Let $G$ be a finite group. Let $\pi(G)=\{2,3,5\}$ be the set of prime divisors of its order. If 6 divide the number of Sylow 5-subgroups of G and 10 divide the number of Sylow $3$-subgroups of $G$, then whether the group $G$ group with those properties is unsolvable?
In particular if the number of Sylow $5$-subgroups of $G$ is 6 or the number of Sylow $3$-subgroups of $G$ is 10, then by the Hall's theorem $G$ is unsolvable group. For example if the number of Sylow $5$-subgroups of $G$ is 6 and $G$ is solvable, then $2\equiv 1$ (mod $5$), a contradiction.

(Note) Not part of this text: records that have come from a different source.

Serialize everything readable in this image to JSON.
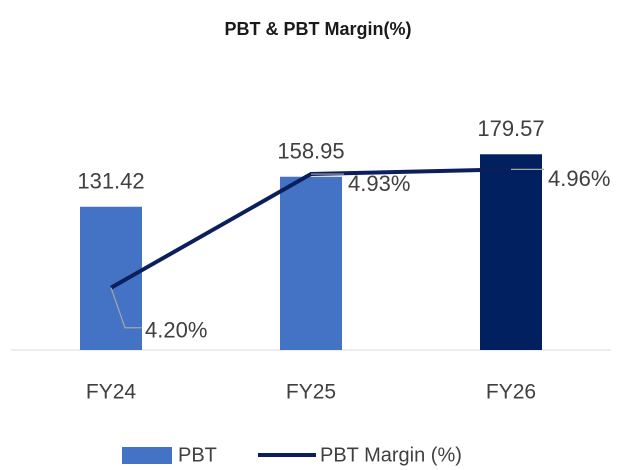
{
  "chart_data": {
    "type": "combo",
    "title": "PBT & PBT Margin(%)",
    "categories": [
      "FY24",
      "FY25",
      "FY26"
    ],
    "series": [
      {
        "name": "PBT",
        "type": "bar",
        "color": "#4472c4",
        "colors": [
          "#4472c4",
          "#4472c4",
          "#002060"
        ],
        "values": [
          131.42,
          158.95,
          179.57
        ],
        "axis": "y"
      },
      {
        "name": "PBT Margin (%)",
        "type": "line",
        "color": "#0a1f5c",
        "values": [
          4.2,
          4.93,
          4.96
        ],
        "value_labels": [
          "4.20%",
          "4.93%",
          "4.96%"
        ],
        "axis": "y2"
      }
    ],
    "ylim": [
      0,
      200
    ],
    "y2lim": [
      3.8,
      5.2
    ]
  }
}
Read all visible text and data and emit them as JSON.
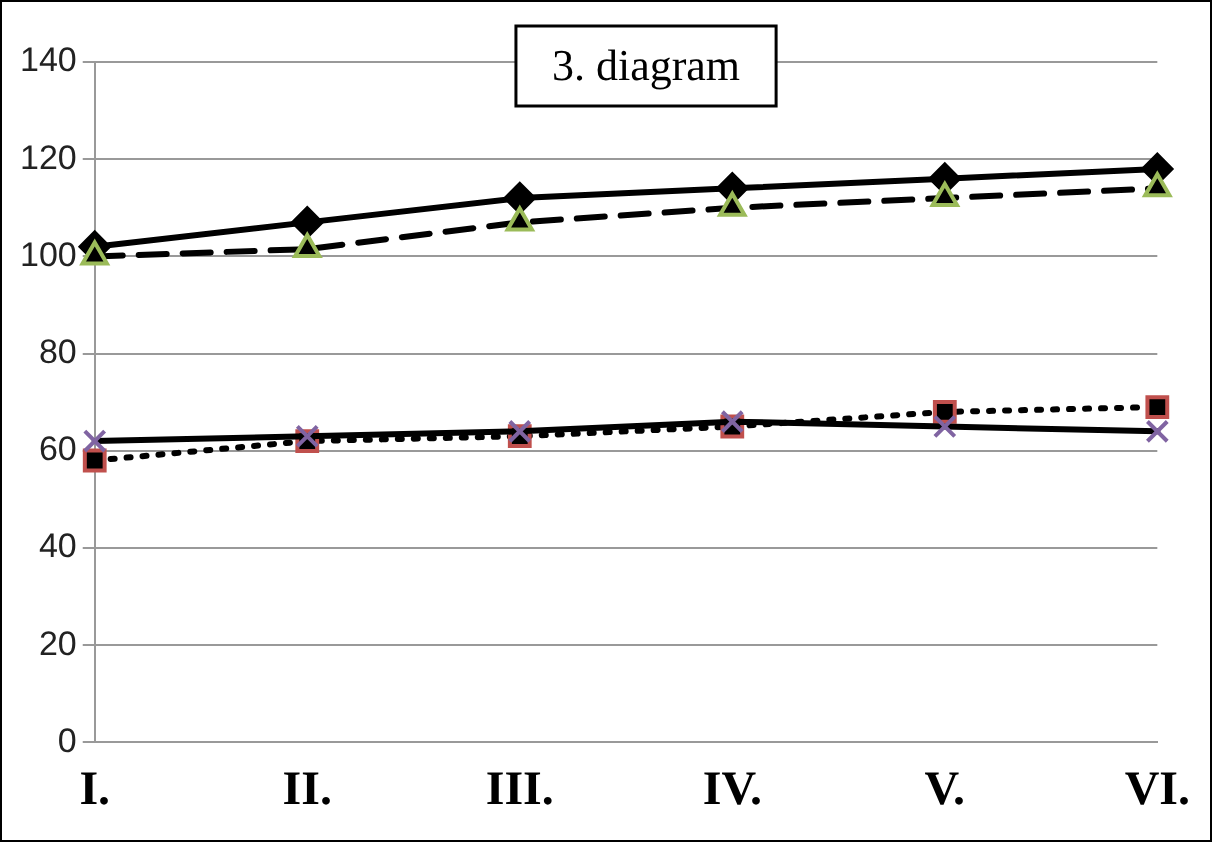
{
  "chart_data": {
    "type": "line",
    "title": "3. diagram",
    "categories": [
      "I.",
      "II.",
      "III.",
      "IV.",
      "V.",
      "VI."
    ],
    "series": [
      {
        "color": "#000000",
        "marker": "diamond",
        "line_style": "solid",
        "values": [
          102,
          107,
          112,
          114,
          116,
          118
        ]
      },
      {
        "color": "#9bbb59",
        "marker": "triangle",
        "line_style": "dashed",
        "values": [
          100,
          101.5,
          107,
          110,
          112,
          114
        ]
      },
      {
        "color": "#c0504d",
        "marker": "square",
        "line_style": "dotted",
        "values": [
          58,
          62,
          63,
          65,
          68,
          69
        ]
      },
      {
        "color": "#8064a2",
        "marker": "cross",
        "line_style": "solid",
        "values": [
          62,
          63,
          64,
          66,
          65,
          64
        ]
      }
    ],
    "ylim": [
      0,
      140
    ],
    "yticks": [
      0,
      20,
      40,
      60,
      80,
      100,
      120,
      140
    ],
    "grid": "y",
    "legend": false
  }
}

Hall's theorem: Let $G$ be a finite soluble group and $|G|=m.n$, where $m=p_{1}^{\alpha _{1}}...p_{r}^{\alpha _{r}}$, $(m,n)=1$. Let $\pi =\{p_{1},...,p_{r}\}$ and $ h_{m}$ be the number of $\pi -$Hall subgroups of $G$. Then $ h_{m}=q_{1}^{\beta _{1}}...q_{s}^{\beta _{s}}$, satisfies the following conditions for all $i\in \{1,2,...,s\}$:
1) $q_{i}^{\beta_{i}} \equiv 1$ (mod $p_{j}$), for some $p_{j}$.
2) The order of some chief factor of $G$ is divisible by $ q_{i}^{\beta_{i}}$.
Thank you so much.